La pasada madrugada del jueves, en casa, como en otros hogares de la Región, nos despertábamos sobresaltados, en torno a las tres de la mañana, con el estrepitoso sonido y sobrecogedor movimiento de un terremoto que no por breve resultó sutil. Con una magnitud de 3,3 su epicentro se ubicaba a pocos kilómetros de nuestra vivienda; información que obtuve casi en tiempo real al entrar en la página web de Instituto Geográfico Nacional. Ésta es, sin duda, una de las prácticas que aún mantengo de mis años en prensa escrita como redactora y jefa de redacción: cuando el hecho ocurre no puedo descansar hasta obtener los datos y la información. Imagino que, más allá de una deformación profesional, también habrá cierta inclinación en mi carácter.

Tras el incidente, momento en el que instintivamente me proyecté sobre mi hijo con el firme propósito de que nada le hiriese, en el caso de que hubiese desprendimientos. no conseguí conciliar el sueño. Durante los primeros minutos, tracé un plan y protocolo en mi cabeza de cómo actuar en caso de que el temblor se repitiese, pues en este tipo de fenómenos son bastante habituales las réplicas.

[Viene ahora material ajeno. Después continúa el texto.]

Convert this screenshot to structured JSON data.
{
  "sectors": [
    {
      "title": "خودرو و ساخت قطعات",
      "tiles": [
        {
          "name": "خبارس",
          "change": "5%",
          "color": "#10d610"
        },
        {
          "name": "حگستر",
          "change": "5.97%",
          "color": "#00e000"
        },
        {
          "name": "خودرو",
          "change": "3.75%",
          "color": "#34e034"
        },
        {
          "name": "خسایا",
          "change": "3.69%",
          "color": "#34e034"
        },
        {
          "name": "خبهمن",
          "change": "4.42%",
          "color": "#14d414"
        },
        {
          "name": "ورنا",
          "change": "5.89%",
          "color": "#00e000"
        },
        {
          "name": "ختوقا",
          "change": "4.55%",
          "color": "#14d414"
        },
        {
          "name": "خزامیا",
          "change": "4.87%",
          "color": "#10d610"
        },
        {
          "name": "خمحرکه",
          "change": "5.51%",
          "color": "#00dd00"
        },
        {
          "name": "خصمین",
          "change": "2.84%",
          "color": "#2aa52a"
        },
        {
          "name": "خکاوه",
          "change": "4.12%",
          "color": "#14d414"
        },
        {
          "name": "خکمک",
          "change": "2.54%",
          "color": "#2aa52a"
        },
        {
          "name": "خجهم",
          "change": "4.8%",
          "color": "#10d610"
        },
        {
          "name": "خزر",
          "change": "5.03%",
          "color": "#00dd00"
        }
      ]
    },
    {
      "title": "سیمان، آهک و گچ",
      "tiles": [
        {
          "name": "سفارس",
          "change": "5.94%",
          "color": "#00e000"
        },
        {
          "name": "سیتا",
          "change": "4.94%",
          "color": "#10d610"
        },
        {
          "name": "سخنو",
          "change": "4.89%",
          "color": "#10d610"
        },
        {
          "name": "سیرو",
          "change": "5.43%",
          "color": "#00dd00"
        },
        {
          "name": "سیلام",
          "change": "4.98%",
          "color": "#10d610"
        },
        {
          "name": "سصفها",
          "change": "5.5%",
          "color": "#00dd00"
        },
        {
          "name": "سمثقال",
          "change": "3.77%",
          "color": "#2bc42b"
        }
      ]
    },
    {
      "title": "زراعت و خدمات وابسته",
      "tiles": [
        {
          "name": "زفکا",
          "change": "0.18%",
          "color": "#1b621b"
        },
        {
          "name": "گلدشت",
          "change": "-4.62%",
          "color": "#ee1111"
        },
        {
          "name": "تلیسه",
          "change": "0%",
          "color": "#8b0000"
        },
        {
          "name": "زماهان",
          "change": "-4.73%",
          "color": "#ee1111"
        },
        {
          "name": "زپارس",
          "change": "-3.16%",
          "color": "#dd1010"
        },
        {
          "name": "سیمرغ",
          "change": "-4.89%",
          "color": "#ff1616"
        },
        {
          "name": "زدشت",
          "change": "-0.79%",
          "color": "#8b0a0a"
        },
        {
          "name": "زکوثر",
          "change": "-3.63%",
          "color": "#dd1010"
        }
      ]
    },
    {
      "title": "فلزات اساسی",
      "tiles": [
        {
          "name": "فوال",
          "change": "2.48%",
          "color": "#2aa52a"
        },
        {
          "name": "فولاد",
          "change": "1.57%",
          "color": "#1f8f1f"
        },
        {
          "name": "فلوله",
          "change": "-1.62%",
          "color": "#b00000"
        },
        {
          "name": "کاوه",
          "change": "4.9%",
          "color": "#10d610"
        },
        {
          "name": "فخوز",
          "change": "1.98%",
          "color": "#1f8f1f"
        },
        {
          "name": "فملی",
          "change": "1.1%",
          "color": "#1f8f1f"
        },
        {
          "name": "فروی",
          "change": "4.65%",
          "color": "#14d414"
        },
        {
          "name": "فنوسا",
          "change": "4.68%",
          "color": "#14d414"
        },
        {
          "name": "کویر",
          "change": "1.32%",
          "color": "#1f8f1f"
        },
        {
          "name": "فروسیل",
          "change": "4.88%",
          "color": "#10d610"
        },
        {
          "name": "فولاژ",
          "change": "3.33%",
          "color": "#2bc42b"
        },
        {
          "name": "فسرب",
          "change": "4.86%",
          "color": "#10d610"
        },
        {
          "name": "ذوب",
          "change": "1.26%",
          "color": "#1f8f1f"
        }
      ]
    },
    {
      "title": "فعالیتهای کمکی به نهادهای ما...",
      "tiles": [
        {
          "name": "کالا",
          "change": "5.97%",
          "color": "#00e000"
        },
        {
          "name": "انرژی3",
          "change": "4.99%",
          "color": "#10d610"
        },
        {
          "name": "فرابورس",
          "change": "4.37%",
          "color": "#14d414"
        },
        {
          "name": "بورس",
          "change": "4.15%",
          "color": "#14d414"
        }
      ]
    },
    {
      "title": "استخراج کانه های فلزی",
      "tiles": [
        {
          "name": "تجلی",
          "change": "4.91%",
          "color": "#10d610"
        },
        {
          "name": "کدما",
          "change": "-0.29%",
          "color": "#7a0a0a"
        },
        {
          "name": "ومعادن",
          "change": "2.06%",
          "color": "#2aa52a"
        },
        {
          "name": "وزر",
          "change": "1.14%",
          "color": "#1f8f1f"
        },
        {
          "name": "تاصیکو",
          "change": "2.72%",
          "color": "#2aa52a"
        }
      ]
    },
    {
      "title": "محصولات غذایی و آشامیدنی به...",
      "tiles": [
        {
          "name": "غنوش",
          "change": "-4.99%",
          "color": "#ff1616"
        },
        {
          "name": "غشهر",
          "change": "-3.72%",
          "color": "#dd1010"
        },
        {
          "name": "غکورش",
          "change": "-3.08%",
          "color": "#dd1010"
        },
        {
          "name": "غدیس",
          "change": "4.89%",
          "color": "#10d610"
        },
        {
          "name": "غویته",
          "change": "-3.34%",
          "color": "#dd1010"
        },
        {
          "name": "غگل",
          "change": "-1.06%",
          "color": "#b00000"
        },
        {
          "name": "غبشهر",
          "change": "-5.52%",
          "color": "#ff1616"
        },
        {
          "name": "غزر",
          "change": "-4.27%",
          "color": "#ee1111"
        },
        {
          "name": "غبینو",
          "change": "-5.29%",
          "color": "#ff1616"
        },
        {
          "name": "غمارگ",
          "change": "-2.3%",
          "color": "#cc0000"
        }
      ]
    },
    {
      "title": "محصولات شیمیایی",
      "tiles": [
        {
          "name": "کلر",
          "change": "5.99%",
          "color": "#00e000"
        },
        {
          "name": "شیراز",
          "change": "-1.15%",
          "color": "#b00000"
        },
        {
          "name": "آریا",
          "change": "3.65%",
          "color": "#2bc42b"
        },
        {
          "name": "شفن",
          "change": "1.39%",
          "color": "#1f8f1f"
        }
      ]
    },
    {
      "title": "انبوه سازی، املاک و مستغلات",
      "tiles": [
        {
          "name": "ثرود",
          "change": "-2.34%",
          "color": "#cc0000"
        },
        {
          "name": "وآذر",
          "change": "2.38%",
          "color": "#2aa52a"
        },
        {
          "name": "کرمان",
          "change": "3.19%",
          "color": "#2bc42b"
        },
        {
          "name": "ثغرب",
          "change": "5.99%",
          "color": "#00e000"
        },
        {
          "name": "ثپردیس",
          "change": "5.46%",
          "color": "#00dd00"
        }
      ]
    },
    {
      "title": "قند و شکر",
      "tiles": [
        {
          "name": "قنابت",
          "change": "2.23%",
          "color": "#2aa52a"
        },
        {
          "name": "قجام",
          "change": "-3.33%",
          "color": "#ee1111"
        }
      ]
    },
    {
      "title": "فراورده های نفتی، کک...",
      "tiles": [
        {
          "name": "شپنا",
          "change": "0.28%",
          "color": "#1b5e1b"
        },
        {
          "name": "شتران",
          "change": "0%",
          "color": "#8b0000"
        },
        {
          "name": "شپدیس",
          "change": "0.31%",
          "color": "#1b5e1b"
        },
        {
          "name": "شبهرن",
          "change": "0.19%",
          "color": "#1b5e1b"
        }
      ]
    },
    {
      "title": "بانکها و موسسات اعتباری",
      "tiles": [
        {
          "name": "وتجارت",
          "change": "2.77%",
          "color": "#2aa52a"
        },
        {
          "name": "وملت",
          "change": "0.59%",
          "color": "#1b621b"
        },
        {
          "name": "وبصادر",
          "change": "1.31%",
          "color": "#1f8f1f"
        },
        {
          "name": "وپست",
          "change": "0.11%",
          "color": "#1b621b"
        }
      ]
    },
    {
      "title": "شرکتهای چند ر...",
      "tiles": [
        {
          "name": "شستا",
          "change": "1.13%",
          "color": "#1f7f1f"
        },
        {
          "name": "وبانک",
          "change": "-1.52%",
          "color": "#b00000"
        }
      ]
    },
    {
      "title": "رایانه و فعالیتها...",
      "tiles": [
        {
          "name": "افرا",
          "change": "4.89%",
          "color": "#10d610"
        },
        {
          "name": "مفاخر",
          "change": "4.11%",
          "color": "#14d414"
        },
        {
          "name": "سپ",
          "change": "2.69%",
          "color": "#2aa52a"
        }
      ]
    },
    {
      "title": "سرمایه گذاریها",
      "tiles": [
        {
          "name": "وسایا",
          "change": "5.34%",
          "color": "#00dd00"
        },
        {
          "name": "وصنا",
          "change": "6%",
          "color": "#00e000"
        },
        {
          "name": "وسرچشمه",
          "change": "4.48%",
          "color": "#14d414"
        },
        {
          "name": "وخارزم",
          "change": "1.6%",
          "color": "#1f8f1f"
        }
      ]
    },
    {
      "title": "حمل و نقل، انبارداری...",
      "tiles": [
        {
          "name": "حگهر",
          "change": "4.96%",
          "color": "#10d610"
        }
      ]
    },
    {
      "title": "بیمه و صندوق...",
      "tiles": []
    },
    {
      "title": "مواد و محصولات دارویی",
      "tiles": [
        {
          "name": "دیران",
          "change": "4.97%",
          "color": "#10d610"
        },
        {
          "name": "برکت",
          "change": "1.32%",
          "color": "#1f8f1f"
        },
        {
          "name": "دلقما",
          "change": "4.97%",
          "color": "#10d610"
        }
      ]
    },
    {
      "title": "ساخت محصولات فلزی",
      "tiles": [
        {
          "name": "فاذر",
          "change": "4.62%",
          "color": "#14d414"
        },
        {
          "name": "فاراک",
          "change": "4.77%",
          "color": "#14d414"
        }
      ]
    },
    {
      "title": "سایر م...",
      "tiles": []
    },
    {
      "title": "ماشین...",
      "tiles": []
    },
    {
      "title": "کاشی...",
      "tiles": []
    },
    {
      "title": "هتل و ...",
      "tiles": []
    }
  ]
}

Todos hemos oído o leído, teniendo en cuenta que vivimos en una Región con bastante actividad sísmica, cuáles son los lugares a evitar y cuáles los refugios recomendados para sortear daños personales.

Una vez que tuve claro nuestro refugio me asaltó el miedo. Curiosamente, ya no el miedo a lo que podría ocurrir, me había ocupado en diseñar nuestra guía de salvamento, sino a lo que podía haber ocurrido. Fue como si la sacudida me hubiese recordado la fragilidad de nuestros días y nuestra vida. La incerteza de lo que está por acontecer y la inestabilidad de lo que pensamos nuestra seguridad.

Siempre, cuando ocurre alguna calamidad, y últimamente nos estamos malacostumbrando, solemos revisionar nuestra existencia y pese a las preocupaciones y disgustos, pues todos los tenemos, tendemos a agradecer ese contexto cotidiano al que restamos importancia por frecuente y familiar. Y es que pensar que un solo segundo basta para devastarnos desde los cimientos es espeluznante.

Precisamente ese es el terror al que se enfrentan miles de familias desterradas de sus raíces, sus principios y sus orígenes por la guerra. Familias que dejan atrás hogar y estirpe para comenzar a construir pilares en un nuevo lugar en el que no tienen arraigo ni sentimiento de pertenencia.

Ayudemos a cimentar esas ‘lastimadas’ vidas de nuevo desde la base de la fraternidad y el entendimiento.